Americans voted to re-elect President Obama and keep Republicans in control of the House of Representatives. With myriad tax cuts ready to expire and the "fiscal cliff" less than eight weeks away, both Obama and House Republicans are vowing cooperation, but neither side appears ready to budge on the issue of tax hikes for upper-income Americans.
"We have to remember this is not about competition. This is about conviction," said Ohio Rep. Jim Jordan, chairman of the Republican Study Committee, which is the caucus of House conservatives. "Someone's got to convince me that raising taxes on job creators is going to create more jobs. It just doesn't work that way."
Jordan lauded House Speaker John Boehner's statement on Wednesday, in which he called for big solutions on tax reform, spending reductions and entitlement reform. However, Boehner said Republicans are "willing to accept new revenue" to tame the national debt.
So with less than two months before the nation falls of the fiscal cliff, which side will blink?
"We will see," Jordan told WND's Greg Corombos. "The Republican Party has had a longstanding position on this key principle that when you actually lower tax rates you get additional revenue, which is what we need to deal with the deficit and the debt situation.
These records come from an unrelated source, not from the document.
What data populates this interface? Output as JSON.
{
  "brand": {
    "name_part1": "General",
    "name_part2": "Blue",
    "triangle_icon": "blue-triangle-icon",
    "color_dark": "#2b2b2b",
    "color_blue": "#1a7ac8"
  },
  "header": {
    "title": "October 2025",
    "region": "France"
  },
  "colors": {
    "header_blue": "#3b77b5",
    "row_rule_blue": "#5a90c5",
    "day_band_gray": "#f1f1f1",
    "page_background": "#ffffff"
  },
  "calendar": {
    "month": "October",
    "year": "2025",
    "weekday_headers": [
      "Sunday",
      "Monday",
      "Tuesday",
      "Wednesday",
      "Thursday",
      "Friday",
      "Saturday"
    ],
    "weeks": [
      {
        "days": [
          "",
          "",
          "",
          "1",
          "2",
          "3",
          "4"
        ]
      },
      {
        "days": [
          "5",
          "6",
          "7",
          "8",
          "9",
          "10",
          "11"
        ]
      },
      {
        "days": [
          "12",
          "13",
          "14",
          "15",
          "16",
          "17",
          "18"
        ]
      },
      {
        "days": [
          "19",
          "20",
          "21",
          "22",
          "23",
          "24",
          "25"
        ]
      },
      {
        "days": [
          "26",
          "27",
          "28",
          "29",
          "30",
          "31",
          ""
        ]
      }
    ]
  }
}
That's the right approach. John F. Kennedy understood that and put that into practice. Ronald Reagan understood that and put that into practice. That's the model to follow, not this idea that we can raise taxes on a few Americans and somehow that's going to fix the problem. The math doesn't work."
Jordan said he hopes for a new tone from Obama, noting that the president campaigned in 2008 as a post-partisan figure and then "became the most partisan president in American history."
Many of Obama's critics said the 2012 election was the last chance to stop the debt from swallowing the nation and to stop the Obamacare. Now that Obama's been re-elected, will those dire predictions be realized?
"Let's hope this president understands that you cannot keep spending a trillion dollars more each year than what you take in and not have a debt crisis hit this country," Jordan said. "Let's hope he figures that out."